Por Balala Campos, para Coletiva.net

Nunca ciência e cultura foram tão essenciais à nossa sobrevivência como neste estranho 2020. A primeira para que possamos continuar vivos, e a segunda para que a população não sucumba à inanição da alma, à sede de beleza e de conhecimento nestes tempos de pandemia.

Para o atual governo brasileiro, estes segmentos não são prioritários e não merecem atenção especial. Mas a realidade tem se imposto à revelia dos poderes. Mesmo quase sem incentivo, a ciência, a cultura, e também a arte têm revelado a sua essencialidade e a sua fundamental importância para a vida dos brasileiros nestes tempos de pandemia, medo, isolamento social e agravamento das privações inerentes às populações mais carentes.

Indiferentes ao que pensa o poder público, os cientistas e pesquisadores de nosso País, alguns reconhecidos mundialmente pela sua excelência, sobrevivem e trabalham incessantemente buscando soluções para o vírus que assola o mundo. Afinal, os competentes e dedicados profissionais da saúde, aliados a cientistas de outros países, são os únicos que podem trazer a vacina redentora ou medicamentos que possam auxiliar na volta das populações à normalidade.  
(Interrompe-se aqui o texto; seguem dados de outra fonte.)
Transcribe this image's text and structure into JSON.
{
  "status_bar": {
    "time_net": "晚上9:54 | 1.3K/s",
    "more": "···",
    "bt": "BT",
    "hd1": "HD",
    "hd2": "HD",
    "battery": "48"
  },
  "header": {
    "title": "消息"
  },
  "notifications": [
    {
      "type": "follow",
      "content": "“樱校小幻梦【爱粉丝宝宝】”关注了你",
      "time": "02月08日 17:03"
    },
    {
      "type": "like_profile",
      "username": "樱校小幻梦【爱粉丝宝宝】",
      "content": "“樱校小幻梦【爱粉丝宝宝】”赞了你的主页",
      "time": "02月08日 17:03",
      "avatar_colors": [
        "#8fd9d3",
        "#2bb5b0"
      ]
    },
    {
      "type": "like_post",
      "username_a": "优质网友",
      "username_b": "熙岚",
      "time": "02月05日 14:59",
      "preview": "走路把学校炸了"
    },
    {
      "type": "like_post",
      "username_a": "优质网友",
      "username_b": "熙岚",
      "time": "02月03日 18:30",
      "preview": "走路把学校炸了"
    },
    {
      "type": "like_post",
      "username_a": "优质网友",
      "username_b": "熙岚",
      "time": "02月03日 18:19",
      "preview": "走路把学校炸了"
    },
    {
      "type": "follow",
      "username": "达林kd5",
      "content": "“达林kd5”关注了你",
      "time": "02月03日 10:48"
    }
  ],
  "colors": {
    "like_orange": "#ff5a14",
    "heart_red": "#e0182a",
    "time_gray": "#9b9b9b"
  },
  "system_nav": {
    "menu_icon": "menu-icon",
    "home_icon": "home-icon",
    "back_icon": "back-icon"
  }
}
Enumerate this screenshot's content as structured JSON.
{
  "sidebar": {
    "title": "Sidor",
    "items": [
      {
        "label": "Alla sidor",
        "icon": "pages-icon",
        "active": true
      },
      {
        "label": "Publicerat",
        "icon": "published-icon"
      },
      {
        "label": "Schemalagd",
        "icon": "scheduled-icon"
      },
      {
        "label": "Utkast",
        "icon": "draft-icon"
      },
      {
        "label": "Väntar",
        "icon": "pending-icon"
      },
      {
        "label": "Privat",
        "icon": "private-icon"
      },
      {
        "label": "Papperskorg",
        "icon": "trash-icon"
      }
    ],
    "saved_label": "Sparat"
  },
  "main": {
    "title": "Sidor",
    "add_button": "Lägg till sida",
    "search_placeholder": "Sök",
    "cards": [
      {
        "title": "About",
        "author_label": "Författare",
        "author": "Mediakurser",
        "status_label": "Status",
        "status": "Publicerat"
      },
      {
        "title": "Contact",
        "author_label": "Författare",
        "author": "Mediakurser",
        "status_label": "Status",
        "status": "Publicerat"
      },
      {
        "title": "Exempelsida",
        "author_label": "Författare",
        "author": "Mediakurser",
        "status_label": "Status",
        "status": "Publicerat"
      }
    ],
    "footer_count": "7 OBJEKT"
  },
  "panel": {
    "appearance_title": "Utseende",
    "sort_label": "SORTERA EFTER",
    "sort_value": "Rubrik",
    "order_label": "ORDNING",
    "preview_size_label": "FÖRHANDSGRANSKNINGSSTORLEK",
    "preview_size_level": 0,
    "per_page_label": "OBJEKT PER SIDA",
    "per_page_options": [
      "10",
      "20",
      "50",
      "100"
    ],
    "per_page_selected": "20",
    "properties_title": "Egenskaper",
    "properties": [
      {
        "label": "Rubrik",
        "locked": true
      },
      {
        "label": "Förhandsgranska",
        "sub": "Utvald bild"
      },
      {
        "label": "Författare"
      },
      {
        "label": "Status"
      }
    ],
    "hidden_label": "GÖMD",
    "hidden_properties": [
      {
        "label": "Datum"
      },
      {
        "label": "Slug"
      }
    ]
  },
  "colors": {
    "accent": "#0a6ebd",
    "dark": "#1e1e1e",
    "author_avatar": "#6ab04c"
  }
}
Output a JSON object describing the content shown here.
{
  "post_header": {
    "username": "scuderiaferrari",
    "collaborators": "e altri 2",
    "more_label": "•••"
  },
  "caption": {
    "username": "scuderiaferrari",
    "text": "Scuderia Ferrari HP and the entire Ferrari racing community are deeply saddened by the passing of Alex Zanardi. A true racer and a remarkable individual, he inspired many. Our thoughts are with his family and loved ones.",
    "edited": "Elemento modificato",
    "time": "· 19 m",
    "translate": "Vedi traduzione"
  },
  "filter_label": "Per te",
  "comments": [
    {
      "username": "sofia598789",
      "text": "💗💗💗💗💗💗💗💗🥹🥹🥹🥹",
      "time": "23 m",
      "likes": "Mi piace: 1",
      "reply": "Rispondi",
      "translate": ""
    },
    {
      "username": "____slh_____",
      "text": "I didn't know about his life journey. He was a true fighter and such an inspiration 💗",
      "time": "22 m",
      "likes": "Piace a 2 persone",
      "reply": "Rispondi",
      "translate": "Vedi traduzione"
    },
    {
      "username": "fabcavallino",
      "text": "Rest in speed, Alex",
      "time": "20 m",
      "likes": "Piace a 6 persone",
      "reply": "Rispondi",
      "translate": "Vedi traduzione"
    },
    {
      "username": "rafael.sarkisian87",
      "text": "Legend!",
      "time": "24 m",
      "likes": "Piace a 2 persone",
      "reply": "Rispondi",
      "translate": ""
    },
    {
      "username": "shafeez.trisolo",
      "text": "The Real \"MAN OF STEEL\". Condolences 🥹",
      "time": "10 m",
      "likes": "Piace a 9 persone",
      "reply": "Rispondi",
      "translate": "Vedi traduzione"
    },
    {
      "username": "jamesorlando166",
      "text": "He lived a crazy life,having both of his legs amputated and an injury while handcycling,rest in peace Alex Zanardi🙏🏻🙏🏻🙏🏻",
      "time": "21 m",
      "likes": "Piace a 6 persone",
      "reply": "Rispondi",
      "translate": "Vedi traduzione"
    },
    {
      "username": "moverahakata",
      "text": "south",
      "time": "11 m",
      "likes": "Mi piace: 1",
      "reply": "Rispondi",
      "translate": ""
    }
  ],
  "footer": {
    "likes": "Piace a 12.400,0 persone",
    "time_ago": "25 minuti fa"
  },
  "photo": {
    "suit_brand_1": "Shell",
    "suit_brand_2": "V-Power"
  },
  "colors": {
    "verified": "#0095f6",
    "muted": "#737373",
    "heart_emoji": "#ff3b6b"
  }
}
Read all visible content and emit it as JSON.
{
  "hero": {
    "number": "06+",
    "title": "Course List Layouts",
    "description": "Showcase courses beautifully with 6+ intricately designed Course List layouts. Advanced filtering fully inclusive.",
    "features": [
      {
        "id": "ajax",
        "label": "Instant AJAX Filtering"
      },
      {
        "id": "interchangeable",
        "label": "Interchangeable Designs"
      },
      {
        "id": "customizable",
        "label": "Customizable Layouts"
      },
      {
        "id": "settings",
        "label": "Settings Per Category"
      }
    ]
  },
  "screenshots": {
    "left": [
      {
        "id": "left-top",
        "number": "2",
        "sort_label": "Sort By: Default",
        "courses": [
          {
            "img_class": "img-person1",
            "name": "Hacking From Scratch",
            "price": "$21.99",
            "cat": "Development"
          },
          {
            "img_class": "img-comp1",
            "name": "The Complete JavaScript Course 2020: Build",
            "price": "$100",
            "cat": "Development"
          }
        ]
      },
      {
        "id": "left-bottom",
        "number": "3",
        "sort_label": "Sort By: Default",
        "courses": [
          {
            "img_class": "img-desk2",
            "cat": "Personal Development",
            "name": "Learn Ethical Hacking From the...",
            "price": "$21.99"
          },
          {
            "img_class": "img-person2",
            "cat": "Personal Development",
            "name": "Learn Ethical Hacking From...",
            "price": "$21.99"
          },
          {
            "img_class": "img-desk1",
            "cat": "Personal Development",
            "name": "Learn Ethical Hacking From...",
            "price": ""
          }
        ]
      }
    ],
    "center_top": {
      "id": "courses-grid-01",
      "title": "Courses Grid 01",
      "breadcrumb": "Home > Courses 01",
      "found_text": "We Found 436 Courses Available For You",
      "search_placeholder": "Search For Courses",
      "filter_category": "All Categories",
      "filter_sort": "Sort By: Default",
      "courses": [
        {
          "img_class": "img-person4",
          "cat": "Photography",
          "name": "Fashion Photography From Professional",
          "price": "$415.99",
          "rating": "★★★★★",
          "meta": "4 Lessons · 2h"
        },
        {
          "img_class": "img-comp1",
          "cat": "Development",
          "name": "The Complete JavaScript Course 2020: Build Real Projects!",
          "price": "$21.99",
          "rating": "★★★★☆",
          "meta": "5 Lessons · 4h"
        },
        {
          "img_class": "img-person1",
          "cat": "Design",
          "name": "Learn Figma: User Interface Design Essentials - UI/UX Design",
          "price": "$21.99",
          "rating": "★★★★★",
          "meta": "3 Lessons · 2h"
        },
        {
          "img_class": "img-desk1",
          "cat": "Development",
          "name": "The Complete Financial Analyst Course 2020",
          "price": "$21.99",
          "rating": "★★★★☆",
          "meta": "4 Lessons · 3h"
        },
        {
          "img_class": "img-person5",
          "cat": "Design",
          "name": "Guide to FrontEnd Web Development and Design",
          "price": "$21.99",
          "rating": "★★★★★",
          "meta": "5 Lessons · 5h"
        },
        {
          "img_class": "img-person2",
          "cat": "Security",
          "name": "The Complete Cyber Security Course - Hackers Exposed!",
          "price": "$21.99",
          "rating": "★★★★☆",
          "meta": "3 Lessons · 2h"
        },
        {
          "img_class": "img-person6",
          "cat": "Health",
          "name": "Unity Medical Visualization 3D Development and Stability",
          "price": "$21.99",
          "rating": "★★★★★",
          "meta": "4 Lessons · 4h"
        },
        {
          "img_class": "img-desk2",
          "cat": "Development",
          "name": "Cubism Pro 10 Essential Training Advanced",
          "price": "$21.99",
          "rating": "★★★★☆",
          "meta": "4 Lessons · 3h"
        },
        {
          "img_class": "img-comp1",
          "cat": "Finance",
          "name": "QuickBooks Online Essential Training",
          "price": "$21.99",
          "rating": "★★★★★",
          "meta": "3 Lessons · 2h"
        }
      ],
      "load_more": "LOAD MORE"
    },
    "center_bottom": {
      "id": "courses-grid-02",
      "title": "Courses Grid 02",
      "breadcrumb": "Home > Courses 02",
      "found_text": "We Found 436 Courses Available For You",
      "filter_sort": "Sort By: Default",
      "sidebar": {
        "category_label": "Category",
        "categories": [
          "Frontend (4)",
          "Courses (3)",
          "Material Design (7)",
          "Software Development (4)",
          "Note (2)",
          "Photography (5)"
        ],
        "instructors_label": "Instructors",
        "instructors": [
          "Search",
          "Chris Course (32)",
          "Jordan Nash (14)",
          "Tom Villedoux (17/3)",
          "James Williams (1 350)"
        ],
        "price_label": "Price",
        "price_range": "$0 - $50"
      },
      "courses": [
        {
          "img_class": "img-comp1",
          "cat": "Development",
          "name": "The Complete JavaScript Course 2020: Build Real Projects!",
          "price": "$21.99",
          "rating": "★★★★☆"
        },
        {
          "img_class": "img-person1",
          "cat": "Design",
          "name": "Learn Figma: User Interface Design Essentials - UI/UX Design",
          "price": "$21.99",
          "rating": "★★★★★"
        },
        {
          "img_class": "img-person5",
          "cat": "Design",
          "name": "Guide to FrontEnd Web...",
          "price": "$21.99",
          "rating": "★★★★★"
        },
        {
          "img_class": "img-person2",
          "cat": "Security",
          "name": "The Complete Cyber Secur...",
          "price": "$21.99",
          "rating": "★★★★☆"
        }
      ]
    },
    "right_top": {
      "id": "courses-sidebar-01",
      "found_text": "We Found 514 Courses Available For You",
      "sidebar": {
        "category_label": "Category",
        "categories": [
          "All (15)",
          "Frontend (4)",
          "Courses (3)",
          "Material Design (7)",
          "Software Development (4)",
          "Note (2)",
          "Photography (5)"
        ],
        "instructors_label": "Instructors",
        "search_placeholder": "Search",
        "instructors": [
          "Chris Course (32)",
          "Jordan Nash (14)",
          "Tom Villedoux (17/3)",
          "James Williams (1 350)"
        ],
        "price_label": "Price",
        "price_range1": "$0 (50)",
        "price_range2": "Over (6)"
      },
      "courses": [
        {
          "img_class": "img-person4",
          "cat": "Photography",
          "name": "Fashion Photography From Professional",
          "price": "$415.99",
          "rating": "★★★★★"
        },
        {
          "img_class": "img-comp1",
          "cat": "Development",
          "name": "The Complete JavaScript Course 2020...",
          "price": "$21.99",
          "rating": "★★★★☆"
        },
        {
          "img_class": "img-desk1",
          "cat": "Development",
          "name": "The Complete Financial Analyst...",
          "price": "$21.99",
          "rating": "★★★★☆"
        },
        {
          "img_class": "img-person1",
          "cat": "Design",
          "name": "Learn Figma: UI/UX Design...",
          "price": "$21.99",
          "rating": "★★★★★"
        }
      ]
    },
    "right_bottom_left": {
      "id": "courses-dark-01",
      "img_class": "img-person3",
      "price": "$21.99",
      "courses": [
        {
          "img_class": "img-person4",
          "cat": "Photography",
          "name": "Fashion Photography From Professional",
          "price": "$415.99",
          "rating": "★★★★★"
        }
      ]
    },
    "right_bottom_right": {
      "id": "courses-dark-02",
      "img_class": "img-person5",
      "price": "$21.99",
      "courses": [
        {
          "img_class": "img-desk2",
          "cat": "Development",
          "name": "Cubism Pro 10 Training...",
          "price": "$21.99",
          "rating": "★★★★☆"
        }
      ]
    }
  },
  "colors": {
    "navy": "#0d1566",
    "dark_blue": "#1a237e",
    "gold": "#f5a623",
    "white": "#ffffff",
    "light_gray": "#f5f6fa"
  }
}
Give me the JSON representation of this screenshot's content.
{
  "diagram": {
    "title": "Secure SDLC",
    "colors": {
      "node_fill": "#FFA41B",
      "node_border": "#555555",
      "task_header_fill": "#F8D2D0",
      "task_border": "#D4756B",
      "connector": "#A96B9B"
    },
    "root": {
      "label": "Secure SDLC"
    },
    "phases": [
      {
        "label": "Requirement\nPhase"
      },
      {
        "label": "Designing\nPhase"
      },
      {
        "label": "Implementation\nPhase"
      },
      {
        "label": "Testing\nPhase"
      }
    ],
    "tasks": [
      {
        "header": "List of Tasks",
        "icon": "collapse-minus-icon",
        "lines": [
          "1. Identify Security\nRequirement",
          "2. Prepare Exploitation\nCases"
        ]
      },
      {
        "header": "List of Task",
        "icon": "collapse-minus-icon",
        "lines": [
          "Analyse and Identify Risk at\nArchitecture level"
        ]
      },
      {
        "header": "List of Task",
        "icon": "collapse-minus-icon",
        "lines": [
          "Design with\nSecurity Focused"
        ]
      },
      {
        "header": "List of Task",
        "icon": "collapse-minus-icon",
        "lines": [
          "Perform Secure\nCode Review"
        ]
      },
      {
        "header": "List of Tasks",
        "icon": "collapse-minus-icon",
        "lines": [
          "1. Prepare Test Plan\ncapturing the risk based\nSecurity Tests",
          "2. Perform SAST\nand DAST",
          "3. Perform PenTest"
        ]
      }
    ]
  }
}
Os artistas, à semelhança de Fenix, ressurgem das cinzas, reinventam-se, mostrando o seu trabalho do jeito que é possível, mas resistentes, sempre. São eles que alimentam a imensa população brasileira carente da música e da arte que nos alegram e confortam. São eles que nos permitem voar um pouco para além da triste realidade que nos entra pelos poros, cotidianamente, e nos salvam do desânimo e da falta de esperança.

Sem cenário, sem luzes, sem trajes de gala, a classe artística resiste e nos presenteia através do mundo digital com a alegria, emoção, entretenimento e alimentos para além do físico. Nestes novos tempos, o conteúdo passou a ser muito mais importante do que a forma. Existe um Brasil que sobrevive ao poder público e suas ideologias. Temos 210 milhões de pessoas que vivem neste solo e que, mesmo com os graves problemas atuais, tal como uma grande teia invisível, se reinventam, tentam superar os obstáculos e, milagrosamente, seguem em frente.

Balala Campos é jornalista.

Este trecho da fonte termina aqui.